The first budget of President Muhammadu Buhari was already in trouble the day it was read! The budget had been by-and-large in substance prepared before the federal cabinet was sworn in-the ministers were only sworn in on November 11, 2015 whereas the budget was read at the National Assembly by the President on December 22, 2015. It was presented late-given that Buhari was sworn in on May 29, 2015, he had for reasons that remain inexplicable chosen not to appoint ministers until seven months later. He appointed a Director-General in charge of Budget on August 18, 2015, but in the uncertain economic times that Nigeria faced, the expectation was, in fact, that the new government would roll out a supplementary 2015 budget immediately it took office to reshape 2015 spending in line with its priorities, and then move swiftly to unfold a 2016 spending plan. Neither happened!

I recall being in the studios of CNBC Africa in May when Buhari was sworn-in along with a noted economist who confidently asserted that the new government would quickly submit a supplementary appropriation bill and then a new budget! The tendency for Lagos-based analysts and aspiring Abuja appointees to project their hopes and expectations as government policy in Abuja continues, even as those projections have proven over-and-over to be naïve and unrealistic! The regime in fact waited till the year was almost over, before submitting its 2016 budget proposals to parliament.

Immediately the budget was unveiled, it was apparent even to the fiscal layman that it would be faced with severe structural challenges. The budget was predicated on oil prices at $38 per barrel, but on the day it was read, and for most of the period since then, actual global oil prices have been closer to $28 per barrel, $10 lower than the budget assumed. Remember that oil sales account for 95 percent of export values and 75 percent of federation account receipts, which funds the budgets of the federal, state and local governments in Nigeria. The draft budget projected 2016 federal oil revenues of N820 billion on the basis of the budget oil price benchmark, which at least for 1/6th of 2016 has already turned out to be unrealistic! Even at the budget oil price of $38 per barrel, the 2016 budget contained a deficit of N2.2trillion, which evidently given the earlier points made may turn out to be significantly higher, rising to perhaps N3.0-3.5 trillion. Yet, even at the N2.2 trillion deficit level, it was not clear how the conservative deficit figure would be financed. The writers of the budget hoped most of the budget (approximately N1.8 trillion) would be funded almost equally between domestic and foreign loans, while the balance would come from “loot recovery”-all three were not evidently realistic, especially the foreign component given the dissatisfaction of most foreign constituencies with our exchange rate policy and the likelihood that foreign borrowings would require the explicit or at least tacit support of the international financial institutions, including the IMF whose Managing Director, Christine Largarde had visited Nigeria to excoriate the regime and its central bank and finance ministries on the lack of exchange rate flexibility!

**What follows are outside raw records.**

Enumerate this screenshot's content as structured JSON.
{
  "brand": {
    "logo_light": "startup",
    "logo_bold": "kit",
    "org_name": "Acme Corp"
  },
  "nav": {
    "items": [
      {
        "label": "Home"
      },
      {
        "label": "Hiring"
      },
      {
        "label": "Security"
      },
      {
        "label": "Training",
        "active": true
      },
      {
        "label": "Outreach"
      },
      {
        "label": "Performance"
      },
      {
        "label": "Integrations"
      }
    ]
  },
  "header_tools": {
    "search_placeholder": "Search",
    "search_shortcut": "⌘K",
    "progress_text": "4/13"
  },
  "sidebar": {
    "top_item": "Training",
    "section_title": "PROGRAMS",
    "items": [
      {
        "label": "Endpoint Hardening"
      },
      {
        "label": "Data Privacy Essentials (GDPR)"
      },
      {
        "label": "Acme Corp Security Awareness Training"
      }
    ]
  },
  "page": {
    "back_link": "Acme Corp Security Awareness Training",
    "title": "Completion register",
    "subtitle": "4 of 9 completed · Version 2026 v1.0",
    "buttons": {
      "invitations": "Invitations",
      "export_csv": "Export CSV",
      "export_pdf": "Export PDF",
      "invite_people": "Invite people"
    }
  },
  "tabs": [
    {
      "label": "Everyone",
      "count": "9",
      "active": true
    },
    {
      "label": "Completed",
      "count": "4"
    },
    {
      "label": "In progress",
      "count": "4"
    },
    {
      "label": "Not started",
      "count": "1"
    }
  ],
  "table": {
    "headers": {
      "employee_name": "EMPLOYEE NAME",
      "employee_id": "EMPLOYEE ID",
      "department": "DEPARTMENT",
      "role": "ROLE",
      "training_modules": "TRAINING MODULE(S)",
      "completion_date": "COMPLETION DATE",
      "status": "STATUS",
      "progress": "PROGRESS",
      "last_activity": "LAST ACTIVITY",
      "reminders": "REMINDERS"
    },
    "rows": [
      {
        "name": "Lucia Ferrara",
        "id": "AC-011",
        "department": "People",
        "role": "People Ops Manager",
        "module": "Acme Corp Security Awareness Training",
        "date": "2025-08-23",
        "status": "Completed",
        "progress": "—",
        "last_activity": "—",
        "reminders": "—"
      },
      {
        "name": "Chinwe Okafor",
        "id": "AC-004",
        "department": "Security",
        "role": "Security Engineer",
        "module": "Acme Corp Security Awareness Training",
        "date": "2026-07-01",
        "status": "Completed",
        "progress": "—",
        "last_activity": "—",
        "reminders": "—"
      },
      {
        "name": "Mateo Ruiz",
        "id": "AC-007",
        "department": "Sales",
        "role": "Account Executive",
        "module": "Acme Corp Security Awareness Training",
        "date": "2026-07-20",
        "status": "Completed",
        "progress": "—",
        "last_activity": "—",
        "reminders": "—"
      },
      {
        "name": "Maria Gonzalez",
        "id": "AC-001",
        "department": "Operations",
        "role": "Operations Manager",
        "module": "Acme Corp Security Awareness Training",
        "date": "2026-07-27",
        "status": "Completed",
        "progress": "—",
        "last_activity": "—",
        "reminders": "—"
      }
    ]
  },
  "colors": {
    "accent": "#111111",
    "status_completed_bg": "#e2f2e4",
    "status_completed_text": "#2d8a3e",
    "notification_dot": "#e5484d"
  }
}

It also seems from all information I have garnered from oil industry insiders that even budgetary projections from petroleum profits taxes and oil royalties may not be realistic given current industry conditions. I have read an alarm raised by a top Customs and Excise official that revenue collections by the agency have so far been far below expectations, due to foreign currency shortages which have constrained importation and therefore limited customs revenue. I would also expect corporate taxes to be similarly affected, though there may be more scope to redress business-cycle declines in taxation to be offset by a wider tax net and more effective tax enforcement. The point of all these is to underline the point that even without current challenges to the integrity and credibility of the 2016 budget, it was already faced by several critical structural challenges!

And then there was the episode of the “missing budget”!!! The Senate started the mystery by raising the alarm that the 2016 budget submitted to it by the president was “missing”-on the day the allegation was raised in the Senate, any intelligent observer may have noted that Senate President Bukola Saraki left the chambers for a private meeting with the President. Seeing the public turn on it over what appeared to be a ridiculous claim of a federal budget “lost or stolen”, the Senators had to open up a little bit more accusing presidency officials, especially presidential assistant former Senator Ita Enang of being responsible for removing the version of the budget presented by the president, and replacing it with another version. Apparently the presidency must have been upset by shocking revelations of details of the draft budget, which in many cases compared unfavourably with the 2015 budget of ex-President Goodluck Jonathan, especially in relation to allocations to the Presidency!

However in a democracy, you don’t just retrieve a budget once it has been officially presented, based on the constitution, to the National Assembly! Eventually President Buhari did it the right way, by sending a letter to parliament incorporating a corrected budget version.

Unfortunately that was not to be the end of the budget mess. Revelations about widespread budget padding, repetitions, strange insertions and completely shocking figures such that led the minister of health to disown his purported budget have damaged trust in the document and the National Assembly has essentially washed its hands clean of the draft. The DG, Budget has lost his job and it seems the process is back to square one.